Depuis, il est devenu un demi-dieu en Colombie, emmenant les cafeteros en coupe du monde 2 fois d’affilée avec du beau jeu et de l’efficacité. Un type intelligent, humble, la classe latino-américaine (Oscar Tabarez, le sélectionneur uruguayen est issu du même moule). Lui non plus n’a pas pu regarder la séance de tirs aux buts contre l’Angleterre… Beaucoup aimé son accolade chaleureuse avec Aliou Cissé lors du match face au Sénégal, qui montrait leur estime réciproque.
D’ailleurs

Aliou CisséSénégal

La classe africaine pour lui. Charisme de dingue sur son banc de touche, élégance naturelle qu’il soit en costard ou en survet.

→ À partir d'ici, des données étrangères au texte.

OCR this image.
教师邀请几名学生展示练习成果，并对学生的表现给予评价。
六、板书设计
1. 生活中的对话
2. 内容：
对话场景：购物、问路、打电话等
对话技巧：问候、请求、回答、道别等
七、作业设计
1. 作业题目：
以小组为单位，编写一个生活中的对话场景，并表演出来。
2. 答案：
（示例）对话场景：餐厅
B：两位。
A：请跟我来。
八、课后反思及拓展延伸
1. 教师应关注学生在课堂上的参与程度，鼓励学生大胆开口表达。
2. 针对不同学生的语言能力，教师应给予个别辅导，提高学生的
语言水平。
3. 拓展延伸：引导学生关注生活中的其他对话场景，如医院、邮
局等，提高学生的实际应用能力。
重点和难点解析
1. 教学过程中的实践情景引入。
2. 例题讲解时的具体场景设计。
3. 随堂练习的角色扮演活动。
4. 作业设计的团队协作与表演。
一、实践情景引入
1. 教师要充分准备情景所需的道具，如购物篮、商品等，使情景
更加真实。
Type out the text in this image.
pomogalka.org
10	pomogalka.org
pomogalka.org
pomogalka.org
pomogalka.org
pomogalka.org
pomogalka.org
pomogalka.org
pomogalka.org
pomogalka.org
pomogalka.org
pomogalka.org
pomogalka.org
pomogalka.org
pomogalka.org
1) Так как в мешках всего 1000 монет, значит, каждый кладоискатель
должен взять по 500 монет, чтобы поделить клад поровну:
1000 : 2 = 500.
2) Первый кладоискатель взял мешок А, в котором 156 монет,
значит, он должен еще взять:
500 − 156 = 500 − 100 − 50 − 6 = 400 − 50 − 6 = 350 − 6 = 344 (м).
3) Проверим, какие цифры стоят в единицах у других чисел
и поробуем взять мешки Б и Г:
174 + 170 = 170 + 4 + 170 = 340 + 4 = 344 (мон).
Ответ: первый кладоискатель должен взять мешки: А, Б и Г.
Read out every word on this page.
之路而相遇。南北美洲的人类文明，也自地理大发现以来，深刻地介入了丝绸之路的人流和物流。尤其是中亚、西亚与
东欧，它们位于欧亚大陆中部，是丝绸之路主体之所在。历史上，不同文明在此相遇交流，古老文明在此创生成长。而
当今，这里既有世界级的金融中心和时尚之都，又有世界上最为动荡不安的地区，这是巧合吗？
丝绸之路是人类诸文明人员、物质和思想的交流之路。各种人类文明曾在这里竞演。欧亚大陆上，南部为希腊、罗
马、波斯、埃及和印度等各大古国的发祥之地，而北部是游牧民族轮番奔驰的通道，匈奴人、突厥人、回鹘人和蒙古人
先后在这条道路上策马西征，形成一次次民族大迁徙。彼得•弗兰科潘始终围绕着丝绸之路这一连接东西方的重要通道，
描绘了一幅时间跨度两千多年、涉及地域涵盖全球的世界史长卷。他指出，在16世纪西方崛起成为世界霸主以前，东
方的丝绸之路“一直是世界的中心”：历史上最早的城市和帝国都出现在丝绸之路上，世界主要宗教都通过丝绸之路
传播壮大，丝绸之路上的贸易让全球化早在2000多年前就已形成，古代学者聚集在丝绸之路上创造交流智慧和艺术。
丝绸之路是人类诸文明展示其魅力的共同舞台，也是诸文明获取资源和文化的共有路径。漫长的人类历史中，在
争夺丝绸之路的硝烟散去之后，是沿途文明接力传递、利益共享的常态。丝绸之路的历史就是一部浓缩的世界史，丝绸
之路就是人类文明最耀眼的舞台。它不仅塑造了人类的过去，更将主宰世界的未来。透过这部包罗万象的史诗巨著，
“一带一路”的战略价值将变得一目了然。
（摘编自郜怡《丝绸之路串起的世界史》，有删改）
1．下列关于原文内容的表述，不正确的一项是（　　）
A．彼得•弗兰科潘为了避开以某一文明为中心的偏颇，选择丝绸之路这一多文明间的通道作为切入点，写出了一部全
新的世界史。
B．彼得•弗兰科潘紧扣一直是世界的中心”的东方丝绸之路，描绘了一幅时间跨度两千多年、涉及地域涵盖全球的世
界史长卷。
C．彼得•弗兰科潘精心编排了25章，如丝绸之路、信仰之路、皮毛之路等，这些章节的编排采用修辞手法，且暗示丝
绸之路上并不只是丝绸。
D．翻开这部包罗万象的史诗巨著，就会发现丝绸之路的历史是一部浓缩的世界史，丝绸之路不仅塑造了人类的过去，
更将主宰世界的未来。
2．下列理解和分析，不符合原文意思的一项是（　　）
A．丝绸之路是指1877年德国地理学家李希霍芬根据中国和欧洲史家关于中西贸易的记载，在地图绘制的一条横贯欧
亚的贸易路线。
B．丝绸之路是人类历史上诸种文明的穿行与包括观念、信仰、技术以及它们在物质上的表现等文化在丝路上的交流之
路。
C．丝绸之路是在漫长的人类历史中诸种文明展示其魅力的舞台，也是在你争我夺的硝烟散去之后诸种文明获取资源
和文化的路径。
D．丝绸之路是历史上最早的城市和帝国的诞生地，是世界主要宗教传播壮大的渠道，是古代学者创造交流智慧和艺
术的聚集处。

Triste de l’élimination prématurée de son équipe mais le Japon lui a fait honneur.

Fernando SantosPortugal

Je visualise trop le Berlingo commercial, blanc, avec sur le côté un petit logo pourri et une inscription: « Santos & fils, plaquiste ». Pardon pour le sempiternel cliché sur les Portugais et le bâtiment mais vraiment, je l’imagine trop se tuer à construire des maisons pour les autres alors que lui met 30 ans à finir la sienne pendant ses quelques rares vacances au pays.

Oscar RamirezCosta Rica

Et on continue allègrement avec les clichés, avec un sélectionneur qui lançait immédiatement ceci dans ma tête à chaque fois que je le voyais:

Oh et puis tant qu’on y est…

Stanislav TchertchessovRussie

A la fois bonhomme et flippant, je le vois davantage dealer des saucisses au marché noir dans l’arrière-salle de son restaurant de Novossibirsk qu’entraîner une équipe nationale de haut niveau mais bon…

Julen LopeteguiEspagne

Il est trop facile de mettre l’élimination prématurée de l’Espagne sur le dos de son renvoi surprise à 2 jours du début de la compétition mais… Mais on ne peut pas l’ignorer non plus, surtout vue la manière: sans lui, la Roja ressemblait à sa pire version, celle de 2014 et de 2016, molle, suffisante, horizontale, stérile. Lopetegui avait su rendre le tiki-taka à nouveau agressif, vertical, enthousiasmant. Il a désormais une position très délicate (déjà qu’entraîner le Real c’est pas évident en soi…) et on peut imaginer beaucoup de réceptions hostiles dans beaucoup de stades espagnols lors du prochain championnat: pour le grand public, il est celui qui en compagnie de Florentino Perez (et de Luis Rubiales, le président de la Fédération, qui a agi avec inexpérience et impulsivité) a contribuer à mener l’un des favoris au titre au fiasco.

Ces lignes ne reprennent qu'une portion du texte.